Gülümsedikten sonra devam ettim.

"Fakat beni tekrar tehdit edince ciddi olduğunu bir kez daha kavradım ve öfkemle sahip olduğum gücü kaybettim, yapabileceğim herhangi bir cüretkârlığın bedelini ağır bir şekilde ödeyebilirdim."

"Kendimi biraz toparladıktan sonra size ölsem de ihanet edemeyeceğimi artık kavramıştım." dedikten sonra "Artık onunla savaşmaya karar vermiştim ve son nefesimde bile teslim olmayacaktım." diye devam ettim.

"Ve bir plan kurmak içim benden yardım istiyor olmalısın?" dedi sorar gibi.
"Yüzde elli doğru," dedim gülümsemeye çalışarak. "Senden yardım istiyorum, evet, ama plan kurman için değil, kurduğum plana yardım etmen için."

"Plan nedir peki?" diye sordu bu sefer.
"Bu sinsi ve zor bir plan açıkçası," deyip yutkundum. "Kanımızın dökülmesi de muhtemel, Jordan'ı bitirmemiz de." dedikten sonra açıklamaya başladım.

"Jordan'a sizden aldığım bilgileri iletirken Jordan'ın sonraki adımlarını da size bildireceğim, bu aşamada bana güvenmesini sağlayacağız. Sonra ise vurucu bir darbeyle işini bitireceğiz: Ona yanlış verdiğim bir bilgi yıkımıyla sonuçlanacak."

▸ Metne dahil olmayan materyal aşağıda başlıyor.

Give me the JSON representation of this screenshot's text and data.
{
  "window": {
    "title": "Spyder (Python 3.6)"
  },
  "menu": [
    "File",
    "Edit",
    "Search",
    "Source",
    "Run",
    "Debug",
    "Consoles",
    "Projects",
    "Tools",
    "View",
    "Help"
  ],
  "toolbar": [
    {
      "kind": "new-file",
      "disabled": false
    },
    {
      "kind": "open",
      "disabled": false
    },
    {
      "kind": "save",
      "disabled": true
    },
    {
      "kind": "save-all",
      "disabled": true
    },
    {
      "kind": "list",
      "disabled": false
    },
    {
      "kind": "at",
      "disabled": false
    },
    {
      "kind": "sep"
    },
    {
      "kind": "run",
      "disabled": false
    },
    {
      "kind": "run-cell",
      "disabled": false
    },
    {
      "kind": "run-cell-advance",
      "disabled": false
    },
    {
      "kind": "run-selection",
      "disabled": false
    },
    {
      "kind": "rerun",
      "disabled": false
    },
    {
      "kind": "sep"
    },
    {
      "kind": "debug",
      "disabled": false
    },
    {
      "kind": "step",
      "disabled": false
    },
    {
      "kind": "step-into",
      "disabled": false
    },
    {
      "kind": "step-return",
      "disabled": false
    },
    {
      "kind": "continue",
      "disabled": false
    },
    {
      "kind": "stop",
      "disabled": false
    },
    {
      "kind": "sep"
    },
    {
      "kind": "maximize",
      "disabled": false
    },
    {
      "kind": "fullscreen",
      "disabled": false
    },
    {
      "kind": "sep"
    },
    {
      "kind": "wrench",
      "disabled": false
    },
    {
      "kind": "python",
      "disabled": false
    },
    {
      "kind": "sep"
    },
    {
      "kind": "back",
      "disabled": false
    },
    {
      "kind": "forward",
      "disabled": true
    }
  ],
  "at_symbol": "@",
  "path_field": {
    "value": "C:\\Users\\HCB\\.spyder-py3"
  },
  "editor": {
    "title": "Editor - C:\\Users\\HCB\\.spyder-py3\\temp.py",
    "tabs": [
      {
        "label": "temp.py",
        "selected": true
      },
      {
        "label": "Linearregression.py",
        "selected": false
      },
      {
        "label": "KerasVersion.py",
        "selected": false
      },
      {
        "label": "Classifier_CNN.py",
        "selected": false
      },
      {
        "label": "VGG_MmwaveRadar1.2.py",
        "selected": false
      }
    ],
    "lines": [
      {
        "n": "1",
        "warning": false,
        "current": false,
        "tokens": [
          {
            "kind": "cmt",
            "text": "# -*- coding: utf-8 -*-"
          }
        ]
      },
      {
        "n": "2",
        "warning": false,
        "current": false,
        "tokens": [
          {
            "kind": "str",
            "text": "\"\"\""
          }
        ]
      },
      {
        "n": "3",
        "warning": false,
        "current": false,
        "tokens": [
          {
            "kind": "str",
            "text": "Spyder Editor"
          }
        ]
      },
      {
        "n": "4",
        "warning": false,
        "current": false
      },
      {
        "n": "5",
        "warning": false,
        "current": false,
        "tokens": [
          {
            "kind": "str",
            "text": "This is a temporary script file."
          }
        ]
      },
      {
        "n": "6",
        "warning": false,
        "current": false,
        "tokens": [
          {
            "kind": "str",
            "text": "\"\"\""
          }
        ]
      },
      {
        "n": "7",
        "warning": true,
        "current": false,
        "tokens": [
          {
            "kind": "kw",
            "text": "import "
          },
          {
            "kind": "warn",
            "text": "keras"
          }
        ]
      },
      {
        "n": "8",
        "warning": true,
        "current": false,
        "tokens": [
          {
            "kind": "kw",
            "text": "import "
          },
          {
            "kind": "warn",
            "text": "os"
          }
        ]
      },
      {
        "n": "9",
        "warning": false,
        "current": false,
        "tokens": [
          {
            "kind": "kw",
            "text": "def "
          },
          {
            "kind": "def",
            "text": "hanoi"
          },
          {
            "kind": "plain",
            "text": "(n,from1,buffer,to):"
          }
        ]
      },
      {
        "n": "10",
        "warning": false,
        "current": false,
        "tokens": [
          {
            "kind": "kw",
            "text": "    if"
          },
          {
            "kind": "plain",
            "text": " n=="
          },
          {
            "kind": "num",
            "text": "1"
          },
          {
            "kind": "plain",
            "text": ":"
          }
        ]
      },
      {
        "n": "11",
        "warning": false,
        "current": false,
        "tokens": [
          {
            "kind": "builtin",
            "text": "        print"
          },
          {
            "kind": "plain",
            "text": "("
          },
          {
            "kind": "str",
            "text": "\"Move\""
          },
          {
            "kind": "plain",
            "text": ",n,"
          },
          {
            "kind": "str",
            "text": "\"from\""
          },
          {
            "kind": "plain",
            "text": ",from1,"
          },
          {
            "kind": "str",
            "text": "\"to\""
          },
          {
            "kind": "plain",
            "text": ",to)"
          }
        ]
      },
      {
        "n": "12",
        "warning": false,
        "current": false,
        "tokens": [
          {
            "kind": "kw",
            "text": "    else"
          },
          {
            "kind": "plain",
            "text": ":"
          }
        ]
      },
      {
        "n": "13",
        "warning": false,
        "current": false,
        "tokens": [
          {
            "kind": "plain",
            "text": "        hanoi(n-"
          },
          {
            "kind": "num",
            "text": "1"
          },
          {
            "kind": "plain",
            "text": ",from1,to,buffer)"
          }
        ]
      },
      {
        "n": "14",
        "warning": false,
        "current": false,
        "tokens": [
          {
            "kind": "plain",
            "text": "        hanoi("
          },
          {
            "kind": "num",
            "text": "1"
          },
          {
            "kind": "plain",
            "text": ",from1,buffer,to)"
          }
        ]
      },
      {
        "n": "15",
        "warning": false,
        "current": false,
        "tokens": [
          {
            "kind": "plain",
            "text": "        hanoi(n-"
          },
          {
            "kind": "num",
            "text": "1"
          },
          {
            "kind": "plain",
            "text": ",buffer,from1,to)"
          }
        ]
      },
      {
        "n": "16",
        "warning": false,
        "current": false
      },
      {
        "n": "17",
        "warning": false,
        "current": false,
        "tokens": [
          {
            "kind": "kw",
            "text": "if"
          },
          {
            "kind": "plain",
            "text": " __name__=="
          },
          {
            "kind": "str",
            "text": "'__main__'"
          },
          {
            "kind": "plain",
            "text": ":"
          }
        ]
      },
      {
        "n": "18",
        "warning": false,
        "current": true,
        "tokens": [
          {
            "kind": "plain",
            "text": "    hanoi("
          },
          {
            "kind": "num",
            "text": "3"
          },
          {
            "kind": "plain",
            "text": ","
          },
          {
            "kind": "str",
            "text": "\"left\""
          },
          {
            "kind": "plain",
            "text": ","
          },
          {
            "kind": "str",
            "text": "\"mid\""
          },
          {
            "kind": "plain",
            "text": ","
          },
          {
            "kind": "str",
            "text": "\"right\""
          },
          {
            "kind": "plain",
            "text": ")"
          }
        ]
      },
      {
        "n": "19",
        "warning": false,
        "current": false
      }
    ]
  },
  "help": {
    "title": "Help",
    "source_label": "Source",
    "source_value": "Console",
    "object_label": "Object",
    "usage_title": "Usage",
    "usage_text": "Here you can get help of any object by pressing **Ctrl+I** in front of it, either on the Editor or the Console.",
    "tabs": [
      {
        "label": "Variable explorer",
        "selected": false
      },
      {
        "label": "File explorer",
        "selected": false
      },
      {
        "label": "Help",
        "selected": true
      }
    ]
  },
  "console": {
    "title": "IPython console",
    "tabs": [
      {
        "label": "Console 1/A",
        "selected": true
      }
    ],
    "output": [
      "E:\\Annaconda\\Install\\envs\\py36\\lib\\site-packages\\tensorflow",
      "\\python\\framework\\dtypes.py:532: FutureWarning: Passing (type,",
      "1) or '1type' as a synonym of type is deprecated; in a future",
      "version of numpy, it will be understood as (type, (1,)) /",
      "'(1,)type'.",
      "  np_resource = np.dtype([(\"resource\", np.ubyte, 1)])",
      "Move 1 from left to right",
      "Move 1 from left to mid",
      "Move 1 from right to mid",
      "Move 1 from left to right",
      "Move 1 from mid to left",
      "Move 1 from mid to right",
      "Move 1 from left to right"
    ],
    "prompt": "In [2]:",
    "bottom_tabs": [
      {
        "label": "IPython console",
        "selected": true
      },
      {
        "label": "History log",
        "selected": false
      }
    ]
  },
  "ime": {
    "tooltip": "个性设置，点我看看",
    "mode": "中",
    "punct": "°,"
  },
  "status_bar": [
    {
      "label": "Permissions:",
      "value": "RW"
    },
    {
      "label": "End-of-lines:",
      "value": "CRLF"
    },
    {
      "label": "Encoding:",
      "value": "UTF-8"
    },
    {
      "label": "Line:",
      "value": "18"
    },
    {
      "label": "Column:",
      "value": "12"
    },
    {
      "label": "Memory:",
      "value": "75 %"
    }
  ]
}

"Mesela?" diye sordu Mert.
"Siz silah ticareti de yapıyorsunuz sanırım," dedim. "Çok önemli, kaderinizi belirleyebilecek bir iş için satacağınız malları bir depoya getirdiğinizi Jordan'a ileteceğim, o da büyük bir birlikle silahları ele geçirmeye ve işi bozmaya gelecek ama aslında orada silahlar yerine onun getireceğinden çok daha büyük bir birliğimiz Jordan'ın işini bitirmek için bekliyor olacak," deyip devam ettim.